While family businesses offer substantial economic and social benefits at the local, national and even global level, many face significant challenges planning for leadership succession. With founders and leaders often reluctant to relinquish control of the business and subsequent generations unable or unwilling to assume responsibility, the transfer of power becomes contentious. As a result, businesses are exposed to cracks and wounds, threatening their brands, their longevity, and ultimately, their legacy.
By onboarding independent directors, companies insure against these challenges, and owners are able to focus on their vision and goals for the business, as well as plan for appropriate leadership succession in a more objective and methodical manner. Independent board members further professionalize the business by increasing trust and accountability, and bring fresh ideas and best practices based on outside experience.
Still, with the addition of external governance, it is important that the business retain the core values imparted by its founding family. The characteristics, composition, number and nuances of a board with independent directors must be carefully constructed. The independent directors must individually and collectively meet the current and emerging needs of the business, and their business acumen must be matched by an appreciation for the family dynamics at play.

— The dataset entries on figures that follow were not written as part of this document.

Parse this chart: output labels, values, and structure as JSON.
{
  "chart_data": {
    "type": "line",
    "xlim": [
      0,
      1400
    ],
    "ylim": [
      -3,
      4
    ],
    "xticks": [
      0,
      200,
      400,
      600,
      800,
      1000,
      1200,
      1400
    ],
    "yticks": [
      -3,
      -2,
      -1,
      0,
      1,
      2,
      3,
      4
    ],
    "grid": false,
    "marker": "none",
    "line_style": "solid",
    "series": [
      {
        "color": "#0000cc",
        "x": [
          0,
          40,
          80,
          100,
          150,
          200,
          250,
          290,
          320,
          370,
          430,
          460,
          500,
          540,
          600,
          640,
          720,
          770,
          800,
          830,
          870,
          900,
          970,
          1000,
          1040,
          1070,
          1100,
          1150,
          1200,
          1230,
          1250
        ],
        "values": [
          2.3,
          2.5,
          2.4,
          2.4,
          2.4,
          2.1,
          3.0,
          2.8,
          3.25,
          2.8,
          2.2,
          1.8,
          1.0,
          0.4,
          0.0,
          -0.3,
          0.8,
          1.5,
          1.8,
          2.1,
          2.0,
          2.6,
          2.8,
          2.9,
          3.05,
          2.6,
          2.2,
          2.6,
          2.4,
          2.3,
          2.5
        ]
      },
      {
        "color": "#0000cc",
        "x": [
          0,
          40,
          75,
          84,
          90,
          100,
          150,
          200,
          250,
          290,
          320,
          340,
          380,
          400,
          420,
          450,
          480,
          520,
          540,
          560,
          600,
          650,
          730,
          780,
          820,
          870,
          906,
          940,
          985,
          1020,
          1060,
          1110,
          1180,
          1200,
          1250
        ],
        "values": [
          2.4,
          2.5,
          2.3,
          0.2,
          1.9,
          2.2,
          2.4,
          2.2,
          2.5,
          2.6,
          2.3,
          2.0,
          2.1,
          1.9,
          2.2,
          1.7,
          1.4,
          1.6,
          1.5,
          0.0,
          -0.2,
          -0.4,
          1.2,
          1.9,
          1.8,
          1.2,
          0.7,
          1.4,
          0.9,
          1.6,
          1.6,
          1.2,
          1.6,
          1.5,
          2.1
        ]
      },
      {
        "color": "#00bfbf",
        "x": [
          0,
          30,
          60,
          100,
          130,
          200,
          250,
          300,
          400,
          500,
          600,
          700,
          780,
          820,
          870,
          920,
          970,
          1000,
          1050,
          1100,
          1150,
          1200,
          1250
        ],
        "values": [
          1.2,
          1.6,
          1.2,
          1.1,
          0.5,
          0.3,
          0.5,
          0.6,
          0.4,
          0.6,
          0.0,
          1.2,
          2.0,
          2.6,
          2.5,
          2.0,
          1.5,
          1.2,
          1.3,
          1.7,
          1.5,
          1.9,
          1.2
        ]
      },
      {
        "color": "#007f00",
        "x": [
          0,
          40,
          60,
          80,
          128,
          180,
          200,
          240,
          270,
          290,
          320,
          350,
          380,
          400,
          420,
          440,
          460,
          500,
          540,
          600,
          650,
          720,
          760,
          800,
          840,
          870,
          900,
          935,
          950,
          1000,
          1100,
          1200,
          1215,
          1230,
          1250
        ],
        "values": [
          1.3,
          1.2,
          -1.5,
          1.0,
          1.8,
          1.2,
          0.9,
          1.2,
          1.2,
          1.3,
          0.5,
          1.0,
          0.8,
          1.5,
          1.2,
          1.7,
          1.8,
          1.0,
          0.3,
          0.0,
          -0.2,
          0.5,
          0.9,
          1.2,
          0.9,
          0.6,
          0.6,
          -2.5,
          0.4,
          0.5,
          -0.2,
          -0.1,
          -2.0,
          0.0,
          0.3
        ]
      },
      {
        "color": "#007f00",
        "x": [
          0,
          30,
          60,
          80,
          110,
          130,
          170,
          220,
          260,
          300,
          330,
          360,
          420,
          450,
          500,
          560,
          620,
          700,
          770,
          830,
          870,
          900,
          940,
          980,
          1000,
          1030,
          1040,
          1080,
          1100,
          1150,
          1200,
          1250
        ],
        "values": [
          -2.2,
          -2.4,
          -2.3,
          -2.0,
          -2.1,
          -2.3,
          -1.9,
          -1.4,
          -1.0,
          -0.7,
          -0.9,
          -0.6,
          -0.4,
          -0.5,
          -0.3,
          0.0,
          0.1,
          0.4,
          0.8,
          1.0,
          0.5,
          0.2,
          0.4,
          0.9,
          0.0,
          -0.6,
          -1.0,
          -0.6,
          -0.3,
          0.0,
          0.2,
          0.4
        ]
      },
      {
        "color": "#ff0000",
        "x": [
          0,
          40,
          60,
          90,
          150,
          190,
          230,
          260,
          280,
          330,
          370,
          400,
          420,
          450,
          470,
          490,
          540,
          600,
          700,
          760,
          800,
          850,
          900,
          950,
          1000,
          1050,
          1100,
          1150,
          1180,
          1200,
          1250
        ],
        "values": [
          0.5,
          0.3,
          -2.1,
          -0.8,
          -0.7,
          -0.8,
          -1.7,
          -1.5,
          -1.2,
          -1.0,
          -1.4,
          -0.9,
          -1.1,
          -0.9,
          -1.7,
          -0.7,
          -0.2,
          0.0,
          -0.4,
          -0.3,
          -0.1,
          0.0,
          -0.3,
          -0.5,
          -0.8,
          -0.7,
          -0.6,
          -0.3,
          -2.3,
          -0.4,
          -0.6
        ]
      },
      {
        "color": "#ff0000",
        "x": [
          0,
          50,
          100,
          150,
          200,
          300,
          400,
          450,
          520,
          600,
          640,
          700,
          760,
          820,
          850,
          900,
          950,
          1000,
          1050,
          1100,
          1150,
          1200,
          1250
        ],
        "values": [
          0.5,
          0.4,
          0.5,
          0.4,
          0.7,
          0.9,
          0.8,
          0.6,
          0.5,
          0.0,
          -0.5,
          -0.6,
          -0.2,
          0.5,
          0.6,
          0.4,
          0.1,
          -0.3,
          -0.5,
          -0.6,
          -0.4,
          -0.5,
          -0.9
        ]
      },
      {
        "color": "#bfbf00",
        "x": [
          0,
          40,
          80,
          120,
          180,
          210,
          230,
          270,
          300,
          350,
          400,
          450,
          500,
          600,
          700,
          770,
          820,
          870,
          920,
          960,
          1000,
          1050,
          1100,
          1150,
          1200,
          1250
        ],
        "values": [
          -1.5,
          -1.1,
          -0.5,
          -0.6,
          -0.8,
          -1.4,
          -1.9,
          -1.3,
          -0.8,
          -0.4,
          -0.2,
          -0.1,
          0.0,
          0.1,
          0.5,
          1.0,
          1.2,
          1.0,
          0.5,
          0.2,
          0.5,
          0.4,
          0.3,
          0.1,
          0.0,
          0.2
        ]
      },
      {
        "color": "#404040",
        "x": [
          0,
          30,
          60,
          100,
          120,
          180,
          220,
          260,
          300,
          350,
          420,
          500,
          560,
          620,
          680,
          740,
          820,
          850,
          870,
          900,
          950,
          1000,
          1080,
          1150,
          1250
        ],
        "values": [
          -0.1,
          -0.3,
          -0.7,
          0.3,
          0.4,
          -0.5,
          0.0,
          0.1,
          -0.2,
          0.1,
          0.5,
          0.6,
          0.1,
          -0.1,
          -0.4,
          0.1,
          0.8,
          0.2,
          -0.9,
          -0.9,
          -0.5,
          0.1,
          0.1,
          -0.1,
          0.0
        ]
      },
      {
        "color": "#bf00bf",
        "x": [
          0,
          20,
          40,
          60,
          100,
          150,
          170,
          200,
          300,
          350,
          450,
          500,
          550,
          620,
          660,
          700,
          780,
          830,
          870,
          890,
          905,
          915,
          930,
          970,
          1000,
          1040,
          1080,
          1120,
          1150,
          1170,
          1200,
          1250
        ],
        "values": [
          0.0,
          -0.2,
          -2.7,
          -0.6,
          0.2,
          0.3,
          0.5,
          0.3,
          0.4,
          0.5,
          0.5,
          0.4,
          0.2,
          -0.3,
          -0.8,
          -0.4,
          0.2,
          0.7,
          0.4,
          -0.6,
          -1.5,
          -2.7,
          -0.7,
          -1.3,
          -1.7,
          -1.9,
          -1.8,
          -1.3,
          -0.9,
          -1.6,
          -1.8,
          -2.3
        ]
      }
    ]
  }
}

While this process demands meticulous consideration and specialization, upon assembling a tailored set of independent directors, family businesses can function with renewed efficiency and achieve greater success over the long term. Daily business processes and pivotal decisions alike are enriched by an added layer of insight and objectivity. Succession planning and execution can be handled with foresight and care, cementing the family business’s legacy for future generations.